Filme “Estradeiros” | Foto: Mubi/Divulgação

Um filme brasileiro e pernambucano da dupla de Caruaru Sérgio Oliveira e Renata Pinheiro, que está em exibição na Mubi. “Estradeiros” é ou traz uma documentação sobre algumas pessoas que vivem andando pelas estradas e penso que a maior especificidade desse filme é que consegue dar uma certa unidade aos estradeiros de uma certa América Latina. Para ter mais profundidade na questão, deveria olhar mais fundo na alma de alguns personagens, e então poderia ter trazido um ar mais denso ao que é ser estradeiro. Mas os realizadores devem ter caminhado mais no gosto pessoal deles. Uma cena que me despertou mais interesse foi uma em que um garotinho de uns 2 ou 3 anos sobe sozinho, escorregando uma escada ao ar livre. Essa cena fala bastante. E tem outra cena mais rápida em que surge um rapaz sendo registrado pela câmara com um ar nostálgico e dramático. No resto, temos muito verde de vegetação. E uma pequena mistura de espanhol com português.

Olinda, 31. 08. 22

Em torno de Fassbinder e Pasolini

Cineastas Rainer Fassbender e Pier Pasolini | Fotos: Reprodução

Neste ano de 2022, o cineasta italiano Pier Paolo Pasolini estaria fazendo 100 anos de idade. E o cineasta alemão Rainer Werner Fassbinder está fazendo 40 anos de morte. A revista francesa “Cahiers du Cinéma” em seu número de julho-agosto fez quase a metade dela – cerca de 40 páginas – com várias matérias sobre os dois cineastas, embora tenha comentado que na França o nome de Pasolini está sendo lembrado, mas não o de Fassbinder. A editoria da revista quis mostrar o que há de convergência entre os dois cineastas, no sentido de que o cinema de ambos fala terrivelmente da tragédia de nossas vidas.

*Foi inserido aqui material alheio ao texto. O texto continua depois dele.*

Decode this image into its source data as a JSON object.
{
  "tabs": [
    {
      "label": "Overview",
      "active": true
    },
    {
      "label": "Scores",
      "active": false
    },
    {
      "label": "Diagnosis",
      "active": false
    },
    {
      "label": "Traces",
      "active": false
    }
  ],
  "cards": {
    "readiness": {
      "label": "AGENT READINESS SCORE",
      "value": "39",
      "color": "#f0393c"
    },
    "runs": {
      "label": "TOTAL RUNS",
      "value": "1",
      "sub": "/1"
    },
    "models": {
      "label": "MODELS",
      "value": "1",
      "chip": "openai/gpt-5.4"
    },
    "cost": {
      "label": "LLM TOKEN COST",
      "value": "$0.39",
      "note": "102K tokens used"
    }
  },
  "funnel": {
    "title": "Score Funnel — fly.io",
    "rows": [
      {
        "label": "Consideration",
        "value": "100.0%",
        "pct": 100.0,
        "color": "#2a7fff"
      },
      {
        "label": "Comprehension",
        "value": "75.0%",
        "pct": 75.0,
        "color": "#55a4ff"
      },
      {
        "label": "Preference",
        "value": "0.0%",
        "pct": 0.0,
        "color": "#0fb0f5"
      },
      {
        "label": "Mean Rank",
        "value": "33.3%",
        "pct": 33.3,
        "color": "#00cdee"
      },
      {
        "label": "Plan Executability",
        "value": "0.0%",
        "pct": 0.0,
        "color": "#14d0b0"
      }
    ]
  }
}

Logo no começo, temos o artigo central da revista que foi escrito por Marcos Uzal com o título de “Indecência política Incandescência poética”, que faz a relação entre a espécie de politicagem que os franceses recebem em relação às eleições recentes lá na França, e toda a poesia trágica que os filmes dos dois cineastas trazem.

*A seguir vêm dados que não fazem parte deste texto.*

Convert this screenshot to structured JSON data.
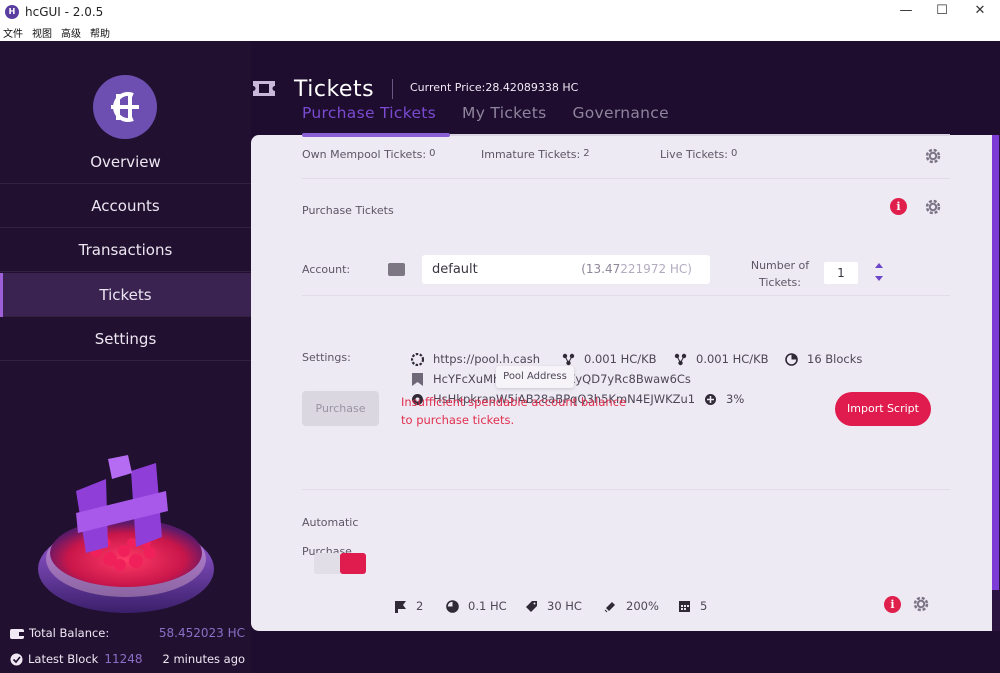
{
  "window": {
    "title": "hcGUI - 2.0.5",
    "controls": {
      "minimize": "—",
      "maximize": "☐",
      "close": "✕"
    }
  },
  "menubar": [
    "文件",
    "视图",
    "高级",
    "帮助"
  ],
  "sidebar": {
    "items": [
      {
        "label": "Overview"
      },
      {
        "label": "Accounts"
      },
      {
        "label": "Transactions"
      },
      {
        "label": "Tickets",
        "active": true
      },
      {
        "label": "Settings"
      }
    ],
    "total_balance_label": "Total Balance:",
    "total_balance_value": "58.452023 HC",
    "latest_block_label": "Latest Block",
    "latest_block_value": "11248",
    "latest_block_ago": "2 minutes ago"
  },
  "header": {
    "title": "Tickets",
    "current_price": "Current Price:28.42089338 HC"
  },
  "tabs": [
    {
      "label": "Purchase Tickets",
      "active": true
    },
    {
      "label": "My Tickets"
    },
    {
      "label": "Governance"
    }
  ],
  "stats": {
    "mempool_label": "Own Mempool Tickets:",
    "mempool_value": "0",
    "immature_label": "Immature Tickets:",
    "immature_value": "2",
    "live_label": "Live Tickets:",
    "live_value": "0"
  },
  "purchase": {
    "section_title": "Purchase Tickets",
    "account_label": "Account:",
    "account_value": "default",
    "account_balance_prefix": "(13.47",
    "account_balance_suffix": "221972 HC)",
    "number_label": "Number of Tickets:",
    "number_value": "1",
    "settings_label": "Settings:",
    "pool": "https://pool.h.cash",
    "ticket_fee": "0.001 HC/KB",
    "tx_fee": "0.001 HC/KB",
    "expiry": "16 Blocks",
    "ticket_address": "HcYFcXuMh3fiQqhah67XyQD7yRc8Bwaw6Cs",
    "pool_address": "HsHkpkrapW5iAB28aBPqQ3h5KmN4EJWKZu1",
    "pool_fee": "3%",
    "tooltip": "Pool Address",
    "purchase_button": "Purchase",
    "error_line1": "Insufficient spendable account balance",
    "error_line2": "to purchase tickets.",
    "import_button": "Import Script"
  },
  "auto": {
    "label_line1": "Automatic",
    "label_line2": "Purchase",
    "items": [
      "2",
      "0.1 HC",
      "30 HC",
      "200%",
      "5"
    ]
  },
  "colors": {
    "accent": "#7a4bd0",
    "danger": "#e01b4d",
    "sidebar_bg": "#21102f"
  }
}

São cerca de dez matérias em que o cinema de um e de outro tem intervenções tanto em aspectos específicos, como sexo e política, mas também mostrando a dimensão poética e profunda de cada participação. Também depoimentos de participantes dos filmes, atrizes como Ingrid Caven e diretor como Wong Bing e Catherine Breillat.

Pessoalmente, fui como crítico muito mais ligado a Pasolini, embora tenha acompanhado a carreira de Fassbinder. Recordo que inclusive programei muitos filmes de Pasolini para exibição no cinema de arte Coliseu, e fiz muitas matérias sobre ele no Jornal do Commercio, do Recife. Pasolini era mais tragicamente ligado ao poder social, enquanto o cinema de Fassbinder se relacionava inteiramente com o trágico individual.

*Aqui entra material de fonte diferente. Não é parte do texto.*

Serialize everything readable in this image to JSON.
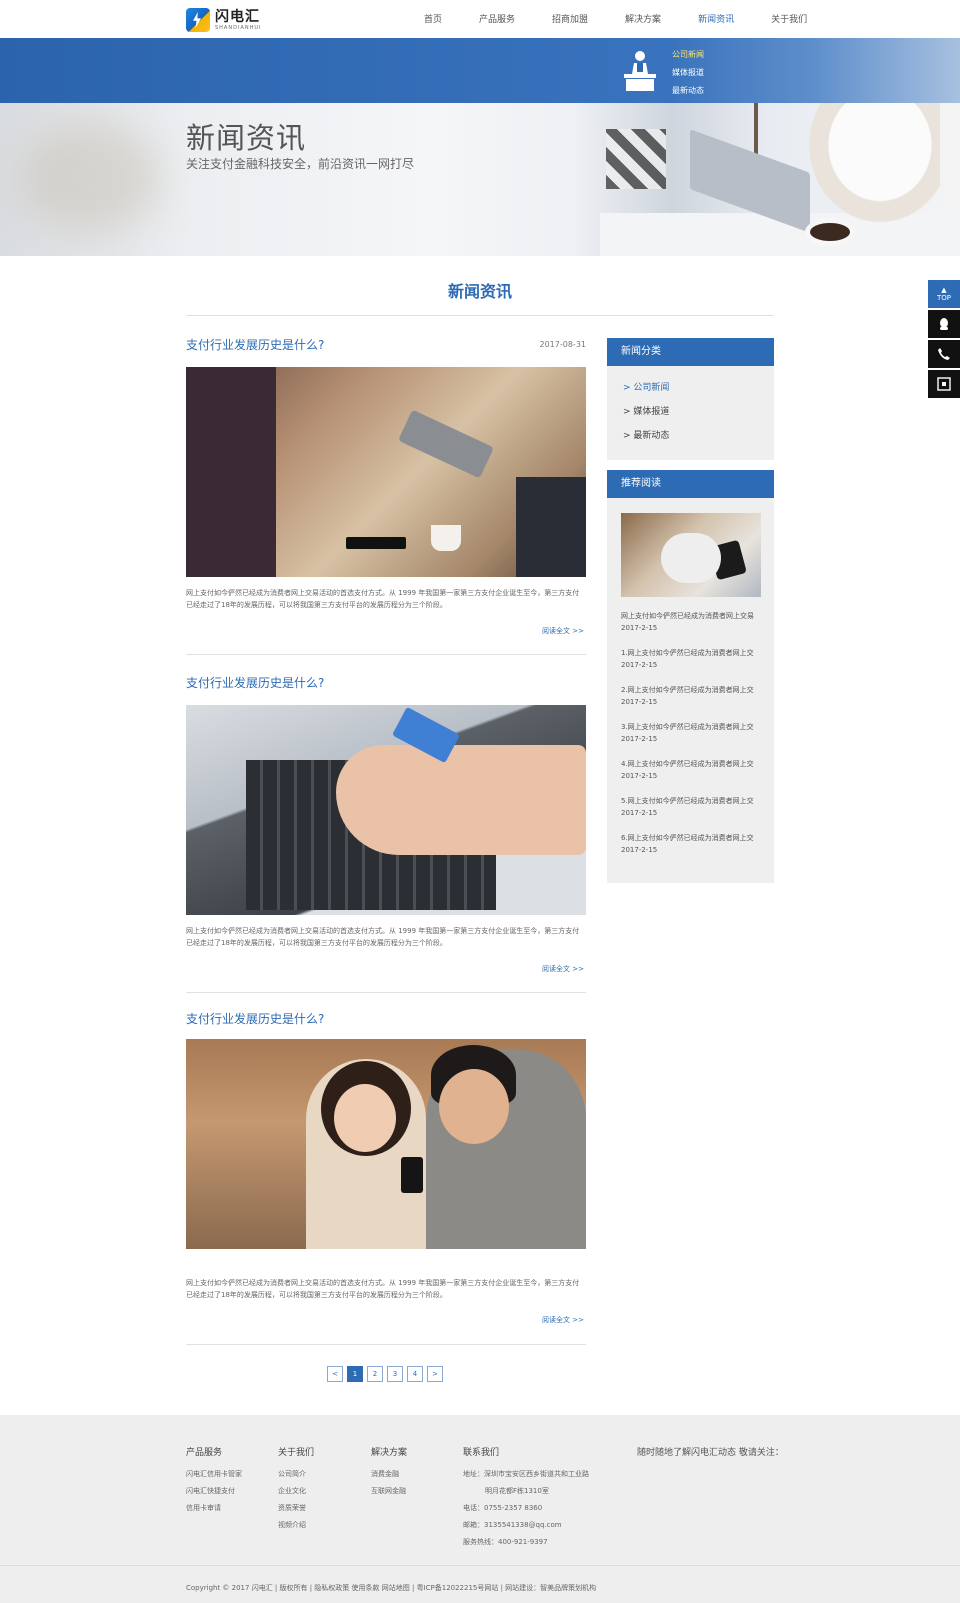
{
  "brand": {
    "name": "闪电汇",
    "sub": "SHANDIANHUI"
  },
  "nav": [
    "首页",
    "产品服务",
    "招商加盟",
    "解决方案",
    "新闻资讯",
    "关于我们"
  ],
  "nav_active": 4,
  "subnav": [
    "公司新闻",
    "媒体报道",
    "最新动态"
  ],
  "hero": {
    "title": "新闻资讯",
    "subtitle": "关注支付金融科技安全，前沿资讯一网打尽"
  },
  "float_bar": {
    "top": "TOP"
  },
  "section_title": "新闻资讯",
  "articles": [
    {
      "title": "支付行业发展历史是什么?",
      "date": "2017-08-31",
      "text": "网上支付如今俨然已经成为消费者网上交易活动的首选支付方式。从 1999 年我国第一家第三方支付企业诞生至今，第三方支付已经走过了18年的发展历程，可以将我国第三方支付平台的发展历程分为三个阶段。",
      "more": "阅读全文 >>"
    },
    {
      "title": "支付行业发展历史是什么?",
      "date": "",
      "text": "网上支付如今俨然已经成为消费者网上交易活动的首选支付方式。从 1999 年我国第一家第三方支付企业诞生至今，第三方支付已经走过了18年的发展历程，可以将我国第三方支付平台的发展历程分为三个阶段。",
      "more": "阅读全文 >>"
    },
    {
      "title": "支付行业发展历史是什么?",
      "date": "",
      "text": "网上支付如今俨然已经成为消费者网上交易活动的首选支付方式。从 1999 年我国第一家第三方支付企业诞生至今，第三方支付已经走过了18年的发展历程，可以将我国第三方支付平台的发展历程分为三个阶段。",
      "more": "阅读全文 >>"
    }
  ],
  "pager": [
    "<",
    "1",
    "2",
    "3",
    "4",
    ">"
  ],
  "pager_active": 1,
  "sidebar": {
    "categories_title": "新闻分类",
    "categories": [
      "> 公司新闻",
      "> 媒体报道",
      "> 最新动态"
    ],
    "recommend_title": "推荐阅读",
    "recommend": [
      {
        "title": "网上支付如今俨然已经成为消费者网上交易",
        "date": "2017-2-15"
      },
      {
        "title": "1.网上支付如今俨然已经成为消费者网上交",
        "date": "2017-2-15"
      },
      {
        "title": "2.网上支付如今俨然已经成为消费者网上交",
        "date": "2017-2-15"
      },
      {
        "title": "3.网上支付如今俨然已经成为消费者网上交",
        "date": "2017-2-15"
      },
      {
        "title": "4.网上支付如今俨然已经成为消费者网上交",
        "date": "2017-2-15"
      },
      {
        "title": "5.网上支付如今俨然已经成为消费者网上交",
        "date": "2017-2-15"
      },
      {
        "title": "6.网上支付如今俨然已经成为消费者网上交",
        "date": "2017-2-15"
      }
    ]
  },
  "footer": {
    "products": {
      "title": "产品服务",
      "items": [
        "闪电汇信用卡管家",
        "闪电汇快捷支付",
        "信用卡审请"
      ]
    },
    "about": {
      "title": "关于我们",
      "items": [
        "公司简介",
        "企业文化",
        "资质荣誉",
        "视频介绍"
      ]
    },
    "solutions": {
      "title": "解决方案",
      "items": [
        "消费金融",
        "互联网金融"
      ]
    },
    "contact": {
      "title": "联系我们",
      "items": [
        "地址：深圳市宝安区西乡街道共和工业路",
        "明月花都F栋1310室",
        "电话：0755-2357 8360",
        "邮箱：3135541338@qq.com",
        "服务热线：400-921-9397"
      ]
    },
    "follow": "随时随地了解闪电汇动态 敬请关注：",
    "copyright": "Copyright © 2017 闪电汇   |   版权所有   |   隐私权政策   使用条款   网站地图   |   粤ICP备12022215号网站   |   网站建设：智美品牌策划机构"
  }
}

Um cineasta que fez um curta em torno de Pasolini conta que se inspirou numa estória que ele conheceu de um outro cineasta israelense. Este assistia a “Teorema” numa sala de Tel Aviv e então entraram vários marinheiros por engano, pensando que se tratava de um filme pornográfico. Na cena que ele presenciou no cinema, no fim da projeção, um dos marinheiros pegou na tela e gritou “Por quê?”. Isso lhe deu a inspiração para o curta.

Claro que efemérides como esta mereceriam ser comemoradas em todos os lugares onde o cinema é acompanhado como arte.